A CHARMING CREMATION I look out at snow on our neighbor’s roof, flakes huddled together before they die. Even long winters are ephemeral. though a frigid February is tough to like. Spring, here’s a question for you—why are you taking so long to arrive? Dull ground needs to fire up bulbs and seeds, enough sun to cremate winter, ash rising high.
I STOP to see cosmos, picotee blossoms. The flower starts out white, the edge reddish-purple. The sun hops on my shoulders, not heavy at all.

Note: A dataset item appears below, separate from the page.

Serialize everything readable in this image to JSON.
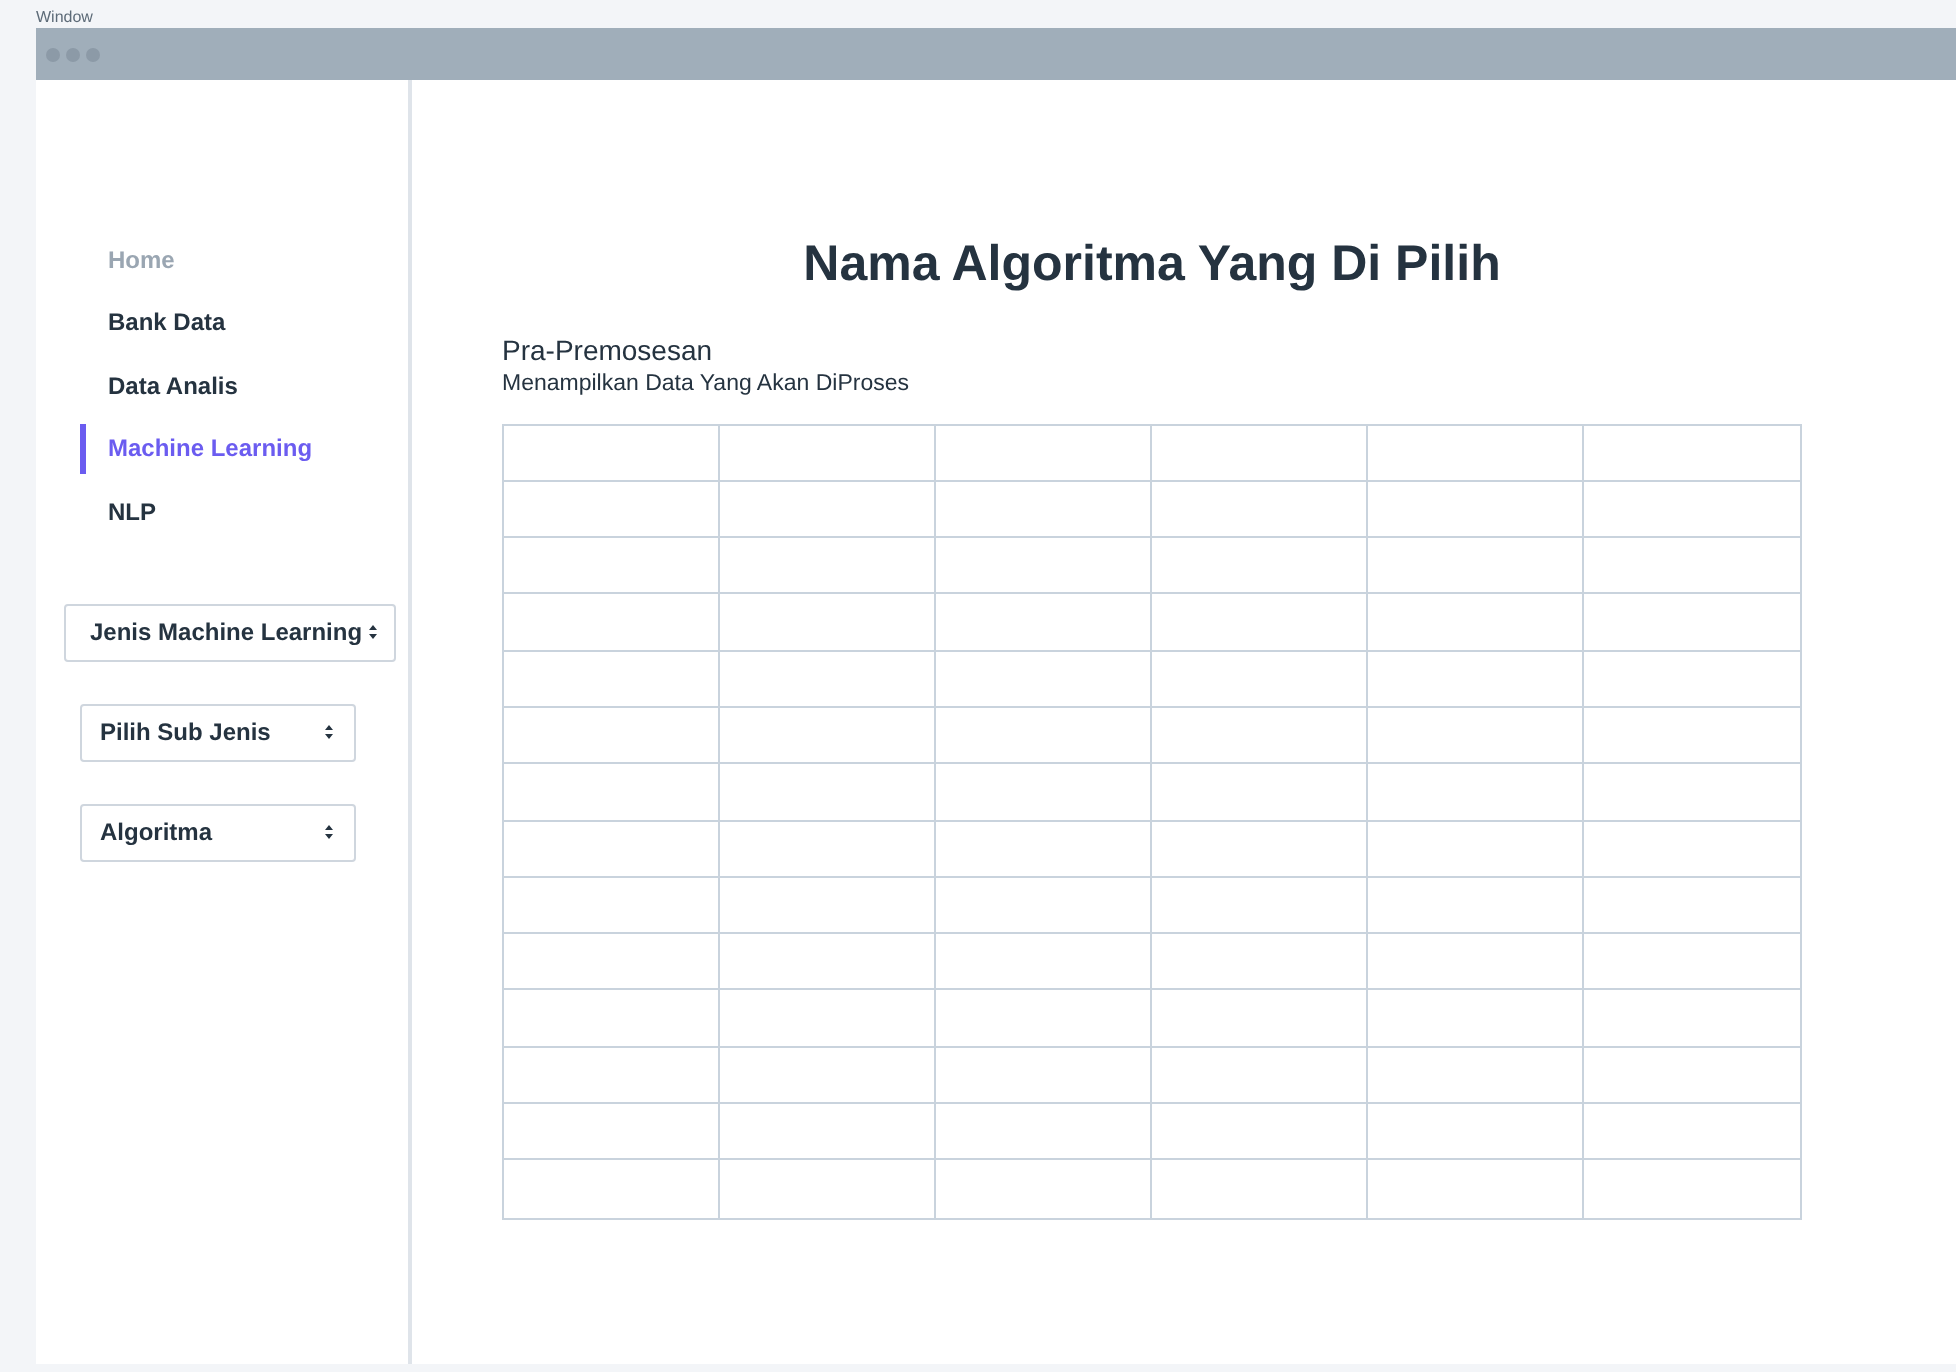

MANDRILL Painting by Oskar Kokoschka My dad, born in 1926, a year like a mandrill let loose in a living room. Vice President Dawes wrote “It’s All in the Game” which the mandrill sang to a bright red sandbox. In three years the house crumbled. Dollar bills shivered, no one to feed them. Not even the mandrill whose hairy kisses covered hundreds of abandoned cars. Editor's Note: Here is "The Mandrill" by Oskar Kokoschka.
Kenneth Pobo is the author of twenty-one chapbooks and nine full-length collections. Recent books include Bend of Quiet (Blue Light Press), Loplop in a Red City (Circling Rivers), and Uneven Steven (Assure Press). Opening is forthcoming from Rectos Y Versos Editions. Lavender Fire, Lavender Rose is forthcoming from Brick/House Books.